Ok, admit it, I have been playing STO so I couldn't reply until now.Kane Starkiller wrote: ↑2018-06-15 06:21am
It's not that $30 billion of trade is now gone it's that the items currently under increased tariffs encompass $30 billion of trade. I don't know how these tariffs actually affected China and US and whether the effects are symmetrical. In any case at this point it's a fraction of $30 billion not actually $30 billion and it's not significant for US or China as a whole.
However US is not escalating the exact same tariffs for every single country in the world. Just yesterday Trump approved tariffs on $50 billion dollars of Chinese goods. In other words US is in a position to first increase pressure on one country and then move on to another. So unless US decides to simultaneously increase tariffs at the same rate against every country in the world your scenario simply won't happen.
1. I know its not the $30 billion gone, its just tariffs on that value of trade. But unless you have a crystal ball, its most probably easier to assume they are affected equally on either side if you're going to argue who is less exposed.
2. The US might not be increasing tariffs at the same rate, but they are targeting several nations / trading blocs with large economies and who engage in decent amount of trade. So far China, EU, Canada, oh and as I just found out, India as well.
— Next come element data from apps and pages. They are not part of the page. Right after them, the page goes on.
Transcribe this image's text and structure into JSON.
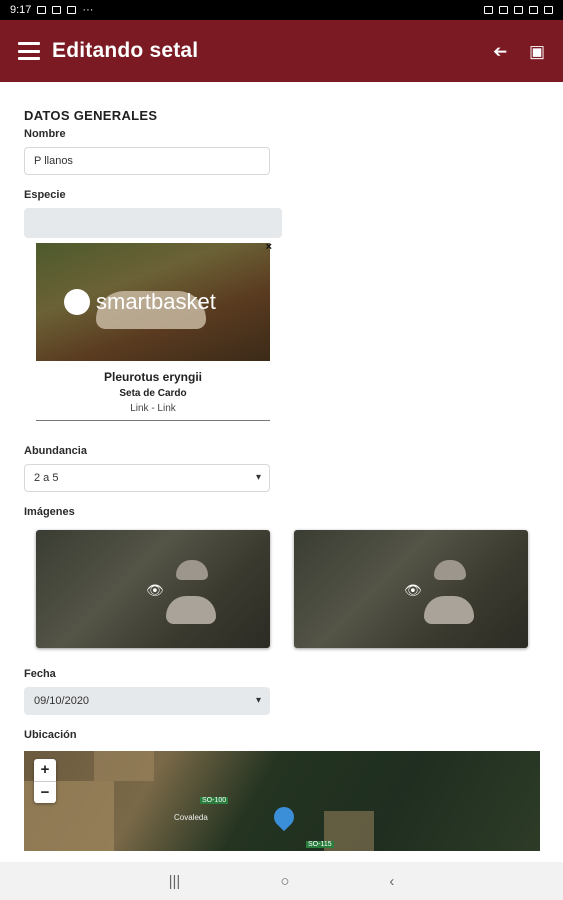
{
  "status_bar": {
    "time": "9:17",
    "dots": "···"
  },
  "app_bar": {
    "title": "Editando setal",
    "back_glyph": "➔",
    "save_glyph": "▣"
  },
  "form": {
    "section_title": "DATOS GENERALES",
    "nombre_label": "Nombre",
    "nombre_value": "P llanos",
    "especie_label": "Especie",
    "especie_value": "",
    "species_card": {
      "logo_text": "smartbasket",
      "scientific_name": "Pleurotus eryngii",
      "common_name": "Seta de Cardo",
      "links": "Link - Link",
      "close_glyph": "×"
    },
    "abundancia_label": "Abundancia",
    "abundancia_value": "2 a 5",
    "imagenes_label": "Imágenes",
    "fecha_label": "Fecha",
    "fecha_value": "09/10/2020",
    "ubicacion_label": "Ubicación"
  },
  "map": {
    "zoom_in": "+",
    "zoom_out": "−",
    "road_label_1": "SO-100",
    "road_label_2": "SO-115",
    "town": "Covaleda"
  },
  "nav_bar": {
    "recent": "|||",
    "home": "○",
    "back": "‹"
  }
}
I don't see why you need the same intensity of tariffs. But lets say, the US focusses mainly on China and less on the EU. Lets say 99% of the value of goods targeted by tariffs is against China. China becomes more exposed to the US, because even if the Chinese retaliate the same amount on US goods, its still a larger percentage of their GDP as China has a smaller economy (assume for a moment that extra 1% isn't enough to tip things in China's favour). However those countries that make up the other 1%, will certainly be less exposed than the US as that 1% is going to be a small fraction of their economy, while the US faces a value 100 times that. All this does by focussing mainly on one trading partner, leads to the US being less exposed than one of its trading partners, not all of them. Now you might say, well the US can just focus on one at a time. Sure they can, but that's not what they are doing. I am not sure why they would do this, when Trumps advisors eg that idiot Navarro actually thinks if you just cut down imports, you'll have GDP growth because you subtract imports when calculating GDP. So why would they stop at one country. (Navarro doesn't realise you subtract imports so you don't count the value twice. Its like saying why do I have to subtract cost from revenue to work out profit, why can't I just add it to revenue? Or to take that conclusion the other way, since I have to subtract cost, I can get the cost down to zero by just not buying the raw materials for my final product. ).I do think that if EU looses US as an export market EU will have a surplus production and will certainly not be in the mood to accept the surplus goods that China will also have. In any case this scenario depends on US simultaneously escalating tariffs against both EU and China at the same intensity.
As I point out, countries who have proposed putting retaliatory tariffs are China, EU, Canada, and India.
Add on - and in google I found out Mexico has also put tariffs on the US despite being even more exposed than Canada on US trade.